Democracy requires more than just a trip to the polling station every few years. It requires public faith and, more importantly, public ownership of the state. In Germany's case, big money, the army, and the poor (this was the depths of the Depression) lost any faith they had that a democratic system could deliver results in a time of crisis.

The Nazis had positioned themselves well, but if the Christian parties or the Social Democrats had been able to convince the German elites they could keep the Communists at bay until the Depression lifted, Hitler and the Nazis would now be an obscure topic of interest only to scholars of the Depression.

That said, the David Irvings of the world are a dangerous breed. They set the stage for the next Hitler by whitewashing the crimes and failings of the Nazis. They foster the belief that Hitlerism failed only because of its extremes, or because it faced a coalition of powers that no regime could defeat....

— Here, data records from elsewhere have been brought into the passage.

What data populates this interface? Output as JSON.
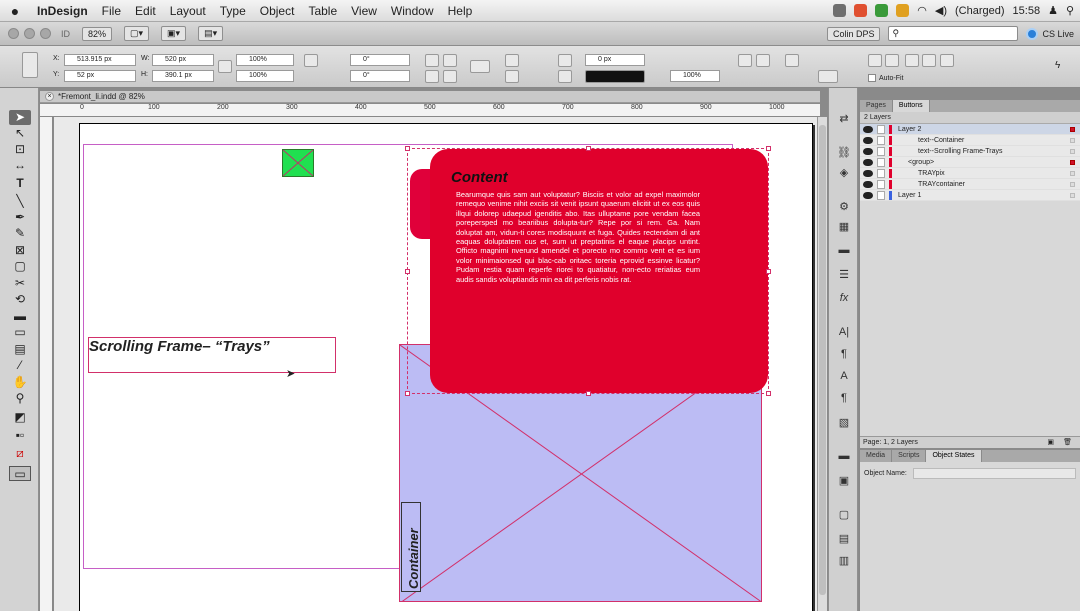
{
  "menubar": {
    "app_name": "InDesign",
    "items": [
      "File",
      "Edit",
      "Layout",
      "Type",
      "Object",
      "Table",
      "View",
      "Window",
      "Help"
    ],
    "battery": "(Charged)",
    "clock": "15:58"
  },
  "appbar": {
    "zoom": "82%",
    "workspace": "Colin DPS",
    "search_placeholder": "",
    "cs_live": "CS Live"
  },
  "control_panel": {
    "x_label": "X:",
    "x_value": "513.915 px",
    "y_label": "Y:",
    "y_value": "52 px",
    "w_label": "W:",
    "w_value": "520 px",
    "h_label": "H:",
    "h_value": "390.1 px",
    "scale_x": "100%",
    "scale_y": "100%",
    "rotate": "0°",
    "shear": "0°",
    "stroke": "0 px",
    "opacity": "100%",
    "auto_fit": "Auto-Fit"
  },
  "document": {
    "tab_title": "*Fremont_li.indd @ 82%",
    "ruler_labels": [
      "0",
      "100",
      "200",
      "300",
      "400",
      "500",
      "600",
      "700",
      "800",
      "900",
      "1000"
    ],
    "scrolling_frame_title": "Scrolling Frame– “Trays”",
    "container_label": "Container",
    "content_heading": "Content",
    "content_body": "Bearumque quis sam aut voluptatur? Bisciis et volor ad expel maximolor remequo venime nihit exciis sit venit ipsunt quaerum elicitit ut ex eos quis illqui dolorep udaepud igenditis abo. Itas ulluptame pore vendam facea porepersped mo beariibus dolupta-tur? Repe por si rem. Ga. Nam doluptat am, vidun-ti cores modisquunt et fuga. Quides rectendam di ant eaquas doluptatem cus et, sum ut preptatinis el eaque placips untint. Officto magnimi nverund amendel et porecto mo commo vent et es ium volor minimaionsed qui blac-cab oritaec toreria eprovid essinve licatur? Pudam restia quam reperfe riorei to quatiatur, non-ecto reriatias eum audis sandis voluptiandis min ea dit perferis nobis rat."
  },
  "layers_panel": {
    "tabs": [
      "Pages",
      "Buttons"
    ],
    "header": "2 Layers",
    "rows": [
      {
        "name": "Layer 2",
        "indent": 0
      },
      {
        "name": "text--Container",
        "indent": 2
      },
      {
        "name": "text--Scrolling Frame-Trays",
        "indent": 2
      },
      {
        "name": "<group>",
        "indent": 1
      },
      {
        "name": "TRAYpix",
        "indent": 2
      },
      {
        "name": "TRAYcontainer",
        "indent": 2
      },
      {
        "name": "Layer 1",
        "indent": 0
      }
    ],
    "footer": "Page: 1, 2 Layers"
  },
  "object_states_panel": {
    "tabs": [
      "Media",
      "Scripts",
      "Object States"
    ],
    "object_name_label": "Object Name:"
  },
  "colors": {
    "accent_red": "#e0002c",
    "container_fill": "#bcbcf4",
    "frame_stroke": "#d2306a",
    "green_box": "#20e050"
  }
}
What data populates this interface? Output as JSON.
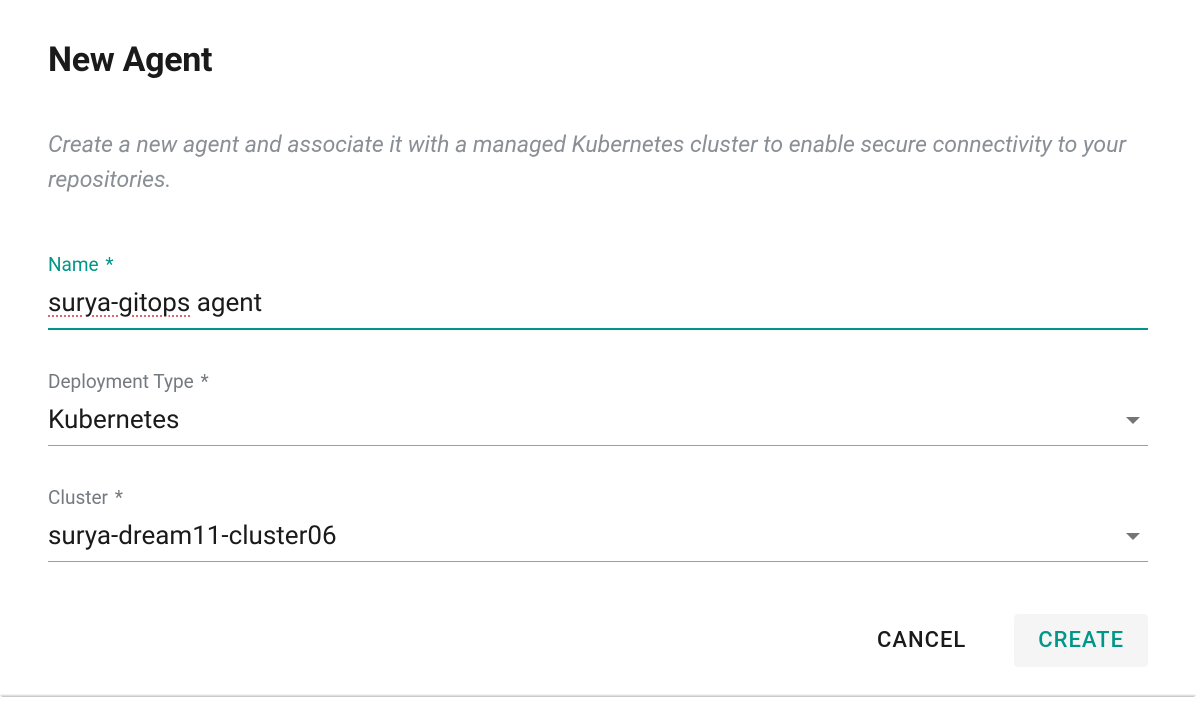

David Irving lacks the formal training of a historian. His translation of German documents has been proven to be dishonest and disingenuous. As well, he has deliberately provoked governments to punish him in a quest for publicity.

Included in the latter is Mr. Irving's arrest and conviction in Austria. It's pretty clear that he expected to be expelled from Austria, with a penalty of time served and no extra jail sentence. He would be free to enjoy the boom of book sales generated by the publicity, and to take his Holocaust-denial road show to Iran, where they really enjoy that sort of thing.

The three-year term handed down last month does seem to have come as a shock to Mr. Irving. He didn't realize that Austria, a free republic for just 60 years, a Nazi thrall for eight years, and a barely functioning republic for the previous 20 years, has reason to worry.